A magistratura arraigou em mim o conceito da justiça; embora as pessoas não gostem de ouvir, o certo e o errado existem, assim como existem aqueles a quem compete guiar e exemplar a comunidade. Que estes últimos estejam nas classes superiores e tenham que ser ajudados na tarefa de educar a multidão, causa espécie aos hipócritas. Na única vez em que inverti este proceder, na criação dos filhos, fui muito mal compreendido por minhas filhas, Morgana, a médica, e Cordélia, advogada. O certo é que nunca perdoaram o ter me casado apenas um ano depois de perder a mãe delas para o câncer ― de estômago, como mamãe. Naquela época, eu e meus irmãos fomos distribuídos entre tios e avós; a minha sorte foi tia Mirtes, professora de inglês em Visconde do Rio Branco, ter me dado casa e estudo. Só um irmão veio de Minas para o meu enterro, o pobre veio de ônibus, o que atrasou a bênção final. Quatrocentas razões convenceram padre e coveiro a esperar.

Protegi demais a meu filho, mas porque ele era o mais frágil, o menos preparado para a vida; não agüenta pressão, coitado, voltou a beber agora que se separou, e isto depois da pancreatite que quase o arrebenta de vez. Papai também se acabou na bebida; muitas vezes fico me perguntando se os genes não brincam com nossos destinos. Tudo se repete, tudo volta. Meus últimos anos foram como os primeiros, de muita necessidade e apertura. Estava há dez anos no casarão da Barra Funda, herança da família de Creuza, morando junto com a irmã dela e à espera de sair o inventário de um terreno na Avenida Brasil que poderia nos tirar a todos do cortado. Enquanto tive bens para torrar com ele, Benjamin era papai pra cá, papai pra lá; desde que aquela argentária da mulher e a golpista da filha o jogaram na casa dos velhos, ele logo transferiu os dengos para a mãe. Nem palavra mais me dirigia.

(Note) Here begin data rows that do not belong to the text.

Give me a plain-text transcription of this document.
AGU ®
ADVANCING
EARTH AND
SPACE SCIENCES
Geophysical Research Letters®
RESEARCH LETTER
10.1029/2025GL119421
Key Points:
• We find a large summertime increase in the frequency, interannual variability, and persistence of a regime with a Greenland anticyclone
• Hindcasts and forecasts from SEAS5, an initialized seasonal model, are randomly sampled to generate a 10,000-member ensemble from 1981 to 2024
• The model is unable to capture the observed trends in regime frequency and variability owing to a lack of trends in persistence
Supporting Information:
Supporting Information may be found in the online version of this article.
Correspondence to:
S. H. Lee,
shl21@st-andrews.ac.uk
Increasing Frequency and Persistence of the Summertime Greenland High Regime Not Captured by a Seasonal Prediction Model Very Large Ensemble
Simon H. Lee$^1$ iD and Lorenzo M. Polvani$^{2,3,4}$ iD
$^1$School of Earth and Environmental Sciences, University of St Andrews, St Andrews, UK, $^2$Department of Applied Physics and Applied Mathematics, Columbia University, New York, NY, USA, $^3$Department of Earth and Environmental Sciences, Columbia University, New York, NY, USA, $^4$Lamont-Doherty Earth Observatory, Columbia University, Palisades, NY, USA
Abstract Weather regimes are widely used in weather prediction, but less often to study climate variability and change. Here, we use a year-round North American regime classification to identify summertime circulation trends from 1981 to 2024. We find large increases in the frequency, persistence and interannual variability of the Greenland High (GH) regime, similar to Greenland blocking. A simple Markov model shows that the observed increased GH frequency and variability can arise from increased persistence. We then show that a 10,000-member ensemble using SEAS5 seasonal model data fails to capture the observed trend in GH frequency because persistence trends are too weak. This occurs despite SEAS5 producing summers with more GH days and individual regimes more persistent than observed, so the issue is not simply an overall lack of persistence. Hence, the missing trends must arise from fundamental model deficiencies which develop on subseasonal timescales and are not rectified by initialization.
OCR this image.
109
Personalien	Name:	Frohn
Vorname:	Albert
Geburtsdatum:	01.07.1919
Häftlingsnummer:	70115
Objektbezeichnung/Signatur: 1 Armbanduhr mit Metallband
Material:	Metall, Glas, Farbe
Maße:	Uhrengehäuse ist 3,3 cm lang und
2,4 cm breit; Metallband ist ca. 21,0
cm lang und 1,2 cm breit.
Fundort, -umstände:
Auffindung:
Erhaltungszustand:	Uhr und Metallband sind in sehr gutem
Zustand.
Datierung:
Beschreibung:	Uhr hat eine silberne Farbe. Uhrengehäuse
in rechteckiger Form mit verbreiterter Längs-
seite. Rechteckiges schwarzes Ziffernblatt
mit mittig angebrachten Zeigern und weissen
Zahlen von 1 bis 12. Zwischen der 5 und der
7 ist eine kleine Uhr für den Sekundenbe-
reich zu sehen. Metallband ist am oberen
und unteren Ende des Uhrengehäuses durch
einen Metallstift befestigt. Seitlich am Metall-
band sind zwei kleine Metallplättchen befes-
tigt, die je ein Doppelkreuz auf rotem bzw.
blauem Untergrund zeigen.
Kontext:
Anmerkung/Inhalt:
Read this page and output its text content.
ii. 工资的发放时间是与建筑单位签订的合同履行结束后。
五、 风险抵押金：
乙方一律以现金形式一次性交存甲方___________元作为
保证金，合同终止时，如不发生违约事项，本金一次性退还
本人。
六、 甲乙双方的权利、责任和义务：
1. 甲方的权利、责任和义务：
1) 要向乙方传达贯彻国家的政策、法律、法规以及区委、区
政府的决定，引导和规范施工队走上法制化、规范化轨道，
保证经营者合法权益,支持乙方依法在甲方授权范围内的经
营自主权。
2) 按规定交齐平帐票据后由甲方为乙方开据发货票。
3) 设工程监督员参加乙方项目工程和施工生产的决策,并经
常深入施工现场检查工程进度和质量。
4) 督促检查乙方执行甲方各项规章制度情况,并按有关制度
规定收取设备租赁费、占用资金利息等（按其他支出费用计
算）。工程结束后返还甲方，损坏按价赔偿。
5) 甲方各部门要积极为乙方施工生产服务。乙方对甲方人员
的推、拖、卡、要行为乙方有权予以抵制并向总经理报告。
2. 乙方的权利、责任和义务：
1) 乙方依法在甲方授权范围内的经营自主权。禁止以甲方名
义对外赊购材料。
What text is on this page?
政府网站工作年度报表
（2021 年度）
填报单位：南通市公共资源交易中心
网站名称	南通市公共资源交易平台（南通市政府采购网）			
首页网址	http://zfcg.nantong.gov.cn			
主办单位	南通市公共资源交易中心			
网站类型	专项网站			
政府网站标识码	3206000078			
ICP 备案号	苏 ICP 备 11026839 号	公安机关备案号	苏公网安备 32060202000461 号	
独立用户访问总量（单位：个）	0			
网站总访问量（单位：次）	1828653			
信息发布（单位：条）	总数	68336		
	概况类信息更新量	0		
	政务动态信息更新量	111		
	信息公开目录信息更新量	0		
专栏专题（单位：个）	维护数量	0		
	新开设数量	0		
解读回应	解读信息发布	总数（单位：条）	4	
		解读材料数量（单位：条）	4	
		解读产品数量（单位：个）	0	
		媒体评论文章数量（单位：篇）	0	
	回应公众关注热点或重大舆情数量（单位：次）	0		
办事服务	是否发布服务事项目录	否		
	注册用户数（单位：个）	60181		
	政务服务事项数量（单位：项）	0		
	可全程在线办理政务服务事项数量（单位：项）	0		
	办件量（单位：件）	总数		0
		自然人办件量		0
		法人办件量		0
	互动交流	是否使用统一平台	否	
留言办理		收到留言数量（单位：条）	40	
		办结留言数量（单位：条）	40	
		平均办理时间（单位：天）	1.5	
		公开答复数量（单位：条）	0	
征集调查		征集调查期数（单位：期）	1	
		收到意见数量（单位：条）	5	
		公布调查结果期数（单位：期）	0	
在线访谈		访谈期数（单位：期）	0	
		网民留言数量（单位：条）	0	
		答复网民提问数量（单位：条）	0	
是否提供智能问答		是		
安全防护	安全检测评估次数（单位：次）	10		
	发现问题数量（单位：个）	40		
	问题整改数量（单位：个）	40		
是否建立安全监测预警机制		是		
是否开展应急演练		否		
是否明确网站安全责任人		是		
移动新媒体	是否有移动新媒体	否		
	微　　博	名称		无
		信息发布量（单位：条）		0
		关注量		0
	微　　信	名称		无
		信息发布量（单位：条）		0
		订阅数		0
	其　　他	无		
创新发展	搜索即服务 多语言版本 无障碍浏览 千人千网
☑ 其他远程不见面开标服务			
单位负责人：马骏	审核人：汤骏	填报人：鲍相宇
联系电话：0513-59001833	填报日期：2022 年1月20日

Do lado de cá, as coisas são desorganizadas por demais. Não sei bem como lhes explicar isso, mas acontece que o além-túmulo não tem, assim, como dizer?... uma forma! No éter tudo está a trouxe-mouxe, como que jogado, não há administração, chefia, pessoal encarregado, etc.; é impossível distinguir ordem ou hierarquia, direitos e deveres inexistem, vige uma anarquia meio com cara de abandono. Confesso que esperava receber instruções de Deus, anjo ou demônio, quem sabe um uniforme, sei lá, até mesmo um julgamento serviria. Nada de nada. Espíritos nem bons nem ruins vagam a esmo neste lugar, que não é propriamente um lugar, e se resignam a uma duração que não guarda semelhança com o bom e velho tempo. No começo é angustiante, depois passa, aliás, essa é a única regra fixa por estas bandas: tudo passa. Encontrar familiares, amigos ou mortos ilustres? Só por um grande acaso, que também não ocorreu a qualquer dos meus novos “vizinhos”. Queria tanto encontrar mamãe e tia Mirtes...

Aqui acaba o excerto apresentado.